Just before leaving Assisi, we toured the Basilica di St. Chiara, (St. Clare's church) and were able to see the robes of St. Francis, St. Clare, and some other garments from the 12th century. From these, more than anything else, we could see what was meant by a vow of poverty. They were brown, with the course rope belt around the waist and simple sandles that we think of today as monks robes, but St. Francis's were patches upon patches and rough and ragged at the edges.

Our caravan wasn't so lucky on the trip home. We lost them in Perugia going through the tunnels. They made it home about an hour after us, and ended up taking a scenic route. We know how beautiful those can be.

Good wine, a dip in the pool and cold fruit cheese and bread for dinner and we were refreshed from our travels.


View of the Basilica of St. Francis as we approached Assisi


San Damiano, where St. Clare and her nuns lived.


At San Damiano's entryway, we saw 4 french nuns touring the grounds.


The lovely courtyard of San Damiano. As a sign of respect, we were asked to be silent in all of these sacred buildings.


The entry arch to the Hermitage of St. Francis.


The hermitage, Eremo delle Carceri, was built into the hillside. We were allowed to tour some parts of it, but mostly, it's about the forest trails.


Looking down on a small outdoor altar at Eremo


There were many bronze sculptures of St. Francis throughout the grounds.


St. Francis came to the hermitage to think and pray. This sculpture is of him meditating while lying on the stone floor of the forest.


Dan, Ardel and Colleen sitting among the stones. There are many natural benches built among the low stone walls of the trails.


The stone altar where St. Francis preaches to the birds.


Two nuns leaving the hermitage.


The entrance gate to Assisi


Walking towards the Basilica, we could see the stone walls of the city, as well as the bell tower in the piazza.


Basilica of St. Clare.


Walking through the piazza, the views are spectacular.


The little walkway we took to get the the ristorante. Very sweet.
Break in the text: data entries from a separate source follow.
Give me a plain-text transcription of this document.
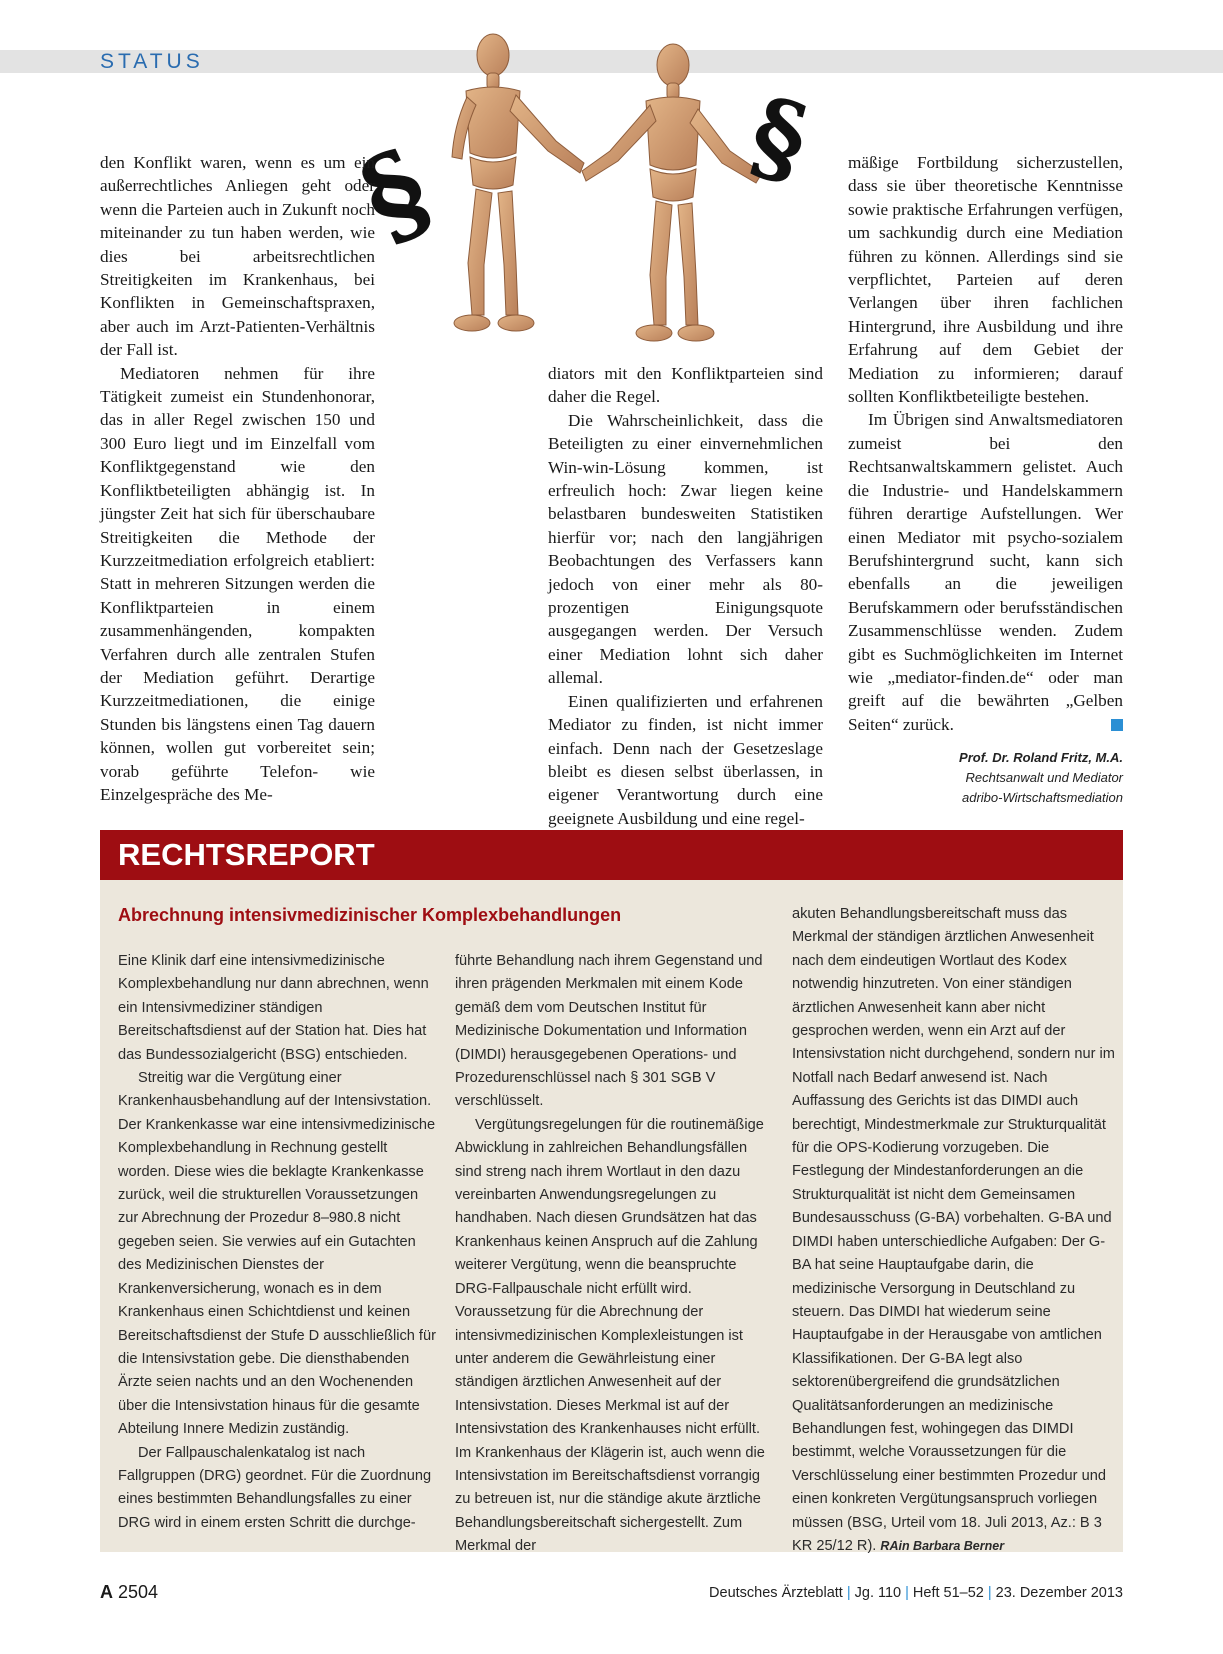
STATUS
§	§

den Konflikt waren, wenn es um ein außerrechtliches Anliegen geht oder wenn die Parteien auch in Zukunft noch miteinander zu tun haben werden, wie dies bei arbeitsrechtlichen Streitigkeiten im Krankenhaus, bei Konflikten in Gemeinschaftspraxen, aber auch im Arzt-Patienten-Verhältnis der Fall ist.

Mediatoren nehmen für ihre Tätigkeit zumeist ein Stundenhonorar, das in aller Regel zwischen 150 und 300 Euro liegt und im Einzelfall vom Konfliktgegenstand wie den Konfliktbeteiligten abhängig ist. In jüngster Zeit hat sich für überschaubare Streitigkeiten die Methode der Kurzzeitmediation erfolgreich etabliert: Statt in mehreren Sitzungen werden die Konfliktparteien in einem zusammenhängenden, kompakten Verfahren durch alle zentralen Stufen der Mediation geführt. Derartige Kurzzeitmediationen, die einige Stunden bis längstens einen Tag dauern können, wollen gut vorbereitet sein; vorab geführte Telefon- wie Einzelgespräche des Me-

diators mit den Konfliktparteien sind daher die Regel.

Die Wahrscheinlichkeit, dass die Beteiligten zu einer einvernehmlichen Win-win-Lösung kommen, ist erfreulich hoch: Zwar liegen keine belastbaren bundesweiten Statistiken hierfür vor; nach den langjährigen Beobachtungen des Verfassers kann jedoch von einer mehr als 80-prozentigen Einigungsquote ausgegangen werden. Der Versuch einer Mediation lohnt sich daher allemal.

Einen qualifizierten und erfahrenen Mediator zu finden, ist nicht immer einfach. Denn nach der Gesetzeslage bleibt es diesen selbst überlassen, in eigener Verantwortung durch eine geeignete Ausbildung und eine regel-

mäßige Fortbildung sicherzustellen, dass sie über theoretische Kenntnisse sowie praktische Erfahrungen verfügen, um sachkundig durch eine Mediation führen zu können. Allerdings sind sie verpflichtet, Parteien auf deren Verlangen über ihren fachlichen Hintergrund, ihre Ausbildung und ihre Erfahrung auf dem Gebiet der Mediation zu informieren; darauf sollten Konfliktbeteiligte bestehen.

Im Übrigen sind Anwaltsmediatoren zumeist bei den Rechtsanwaltskammern gelistet. Auch die Industrie- und Handelskammern führen derartige Aufstellungen. Wer einen Mediator mit psycho-sozialem Berufshintergrund sucht, kann sich ebenfalls an die jeweiligen Berufskammern oder berufsständischen Zusammenschlüsse wenden. Zudem gibt es Suchmöglichkeiten im Internet wie „mediator-finden.de“ oder man greift auf die bewährten „Gelben Seiten“ zurück.

Prof. Dr. Roland Fritz, M.A.
Rechtsanwalt und Mediator
adribo-Wirtschaftsmediation
RECHTSREPORT
Abrechnung intensivmedizinischer Komplexbehandlungen

Eine Klinik darf eine intensivmedizinische Komplexbehandlung nur dann abrechnen, wenn ein Intensivmediziner ständigen Bereitschaftsdienst auf der Station hat. Dies hat das Bundessozialgericht (BSG) entschieden.

Streitig war die Vergütung einer Krankenhausbehandlung auf der Intensivstation. Der Krankenkasse war eine intensivmedizinische Komplexbehandlung in Rechnung gestellt worden. Diese wies die beklagte Krankenkasse zurück, weil die strukturellen Voraussetzungen zur Abrechnung der Prozedur 8–980.8 nicht gegeben seien. Sie verwies auf ein Gutachten des Medizinischen Dienstes der Krankenversicherung, wonach es in dem Krankenhaus einen Schichtdienst und keinen Bereitschaftsdienst der Stufe D ausschließlich für die Intensivstation gebe. Die diensthabenden Ärzte seien nachts und an den Wochenenden über die Intensivstation hinaus für die gesamte Abteilung Innere Medizin zuständig.

Der Fallpauschalenkatalog ist nach Fallgruppen (DRG) geordnet. Für die Zuordnung eines bestimmten Behandlungsfalles zu einer DRG wird in einem ersten Schritt die durchge-

führte Behandlung nach ihrem Gegenstand und ihren prägenden Merkmalen mit einem Kode gemäß dem vom Deutschen Institut für Medizinische Dokumentation und Information (DIMDI) herausgegebenen Operations- und Prozedurenschlüssel nach § 301 SGB V verschlüsselt.

Vergütungsregelungen für die routinemäßige Abwicklung in zahlreichen Behandlungsfällen sind streng nach ihrem Wortlaut in den dazu vereinbarten Anwendungsregelungen zu handhaben. Nach diesen Grundsätzen hat das Krankenhaus keinen Anspruch auf die Zahlung weiterer Vergütung, wenn die beanspruchte DRG-Fallpauschale nicht erfüllt wird. Voraussetzung für die Abrechnung der intensivmedizinischen Komplexleistungen ist unter anderem die Gewährleistung einer ständigen ärztlichen Anwesenheit auf der Intensivstation. Dieses Merkmal ist auf der Intensivstation des Krankenhauses nicht erfüllt. Im Krankenhaus der Klägerin ist, auch wenn die Intensivstation im Bereitschaftsdienst vorrangig zu betreuen ist, nur die ständige akute ärztliche Behandlungsbereitschaft sichergestellt. Zum Merkmal der

akuten Behandlungsbereitschaft muss das Merkmal der ständigen ärztlichen Anwesenheit nach dem eindeutigen Wortlaut des Kodex notwendig hinzutreten. Von einer ständigen ärztlichen Anwesenheit kann aber nicht gesprochen werden, wenn ein Arzt auf der Intensivstation nicht durchgehend, sondern nur im Notfall nach Bedarf anwesend ist. Nach Auffassung des Gerichts ist das DIMDI auch berechtigt, Mindestmerkmale zur Strukturqualität für die OPS-Kodierung vorzugeben. Die Festlegung der Mindestanforderungen an die Strukturqualität ist nicht dem Gemeinsamen Bundesausschuss (G-BA) vorbehalten. G-BA und DIMDI haben unterschiedliche Aufgaben: Der G-BA hat seine Hauptaufgabe darin, die medizinische Versorgung in Deutschland zu steuern. Das DIMDI hat wiederum seine Hauptaufgabe in der Herausgabe von amtlichen Klassifikationen. Der G-BA legt also sektorenübergreifend die grundsätzlichen Qualitätsanforderungen an medizinische Behandlungen fest, wohingegen das DIMDI bestimmt, welche Voraussetzungen für die Verschlüsselung einer bestimmten Prozedur und einen konkreten Vergütungsanspruch vorliegen müssen (BSG, Urteil vom 18. Juli 2013, Az.: B 3 KR 25/12 R). RAin Barbara Berner

A 2504	Deutsches Ärzteblatt | Jg. 110 | Heft 51–52 | 23. Dezember 2013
Dan and Ardel after our lovely meal at Ristorante degli Orti.


How funny to see an excavator inching along the alleyway between buildings. Everything is stone here and this is how they get their work done. What's most amazing is that all of this stone, for the whole of Assisi, was originally built by human hands.


A lovely courtyard in Assisi.


The Basilica of St. Francis. It's opulance is contrary to St. Francis's work and vows of poverty. But it's tribute to the following that he acquired in his lifetime and after his death is fitting.


Roman temple, built in the 7th century. The interior was one of the most beautiful we saw, with grand use of gold leaf and marble inlay and sculpture. And by this time of day, our temperatures were nearing 100 degrees and it's interior was a refreshing 65 degrees.


The lovely stone used throughout Assisi is a beautiful mix of pink and white marble.


A detailed sculputer above a doorway. Everywhere you look, there is something beautiful to see.


Our pet of the day is courtesy of one of our Olympia area blog-followers. Menacing, sleepy or high on life? Your guess is as good as mine.

Enjoy your day. Happy birthday to Dan. We are celebrating later today with a party and the entire Mencarelli family is coming, as it's also great-grandmother Eleda's birthday. The village priest will also attend, since Eleda cooks his meals for him.

Ardel

1 comment:

  1. This is "Whiskers" the neighbors cat. He just likes to come over and rub his face on things.

    Whiskers has a gravelly meow and his right eye iris is a lot darker than his left and needs to be fed less.

    I've got one of those red laser chasers, he'll chase it about a 1/2 foot and only if you start it right in front of him.

    I look forward to his visits on the weekends and if he's outside when I get home from work he comes and greets me.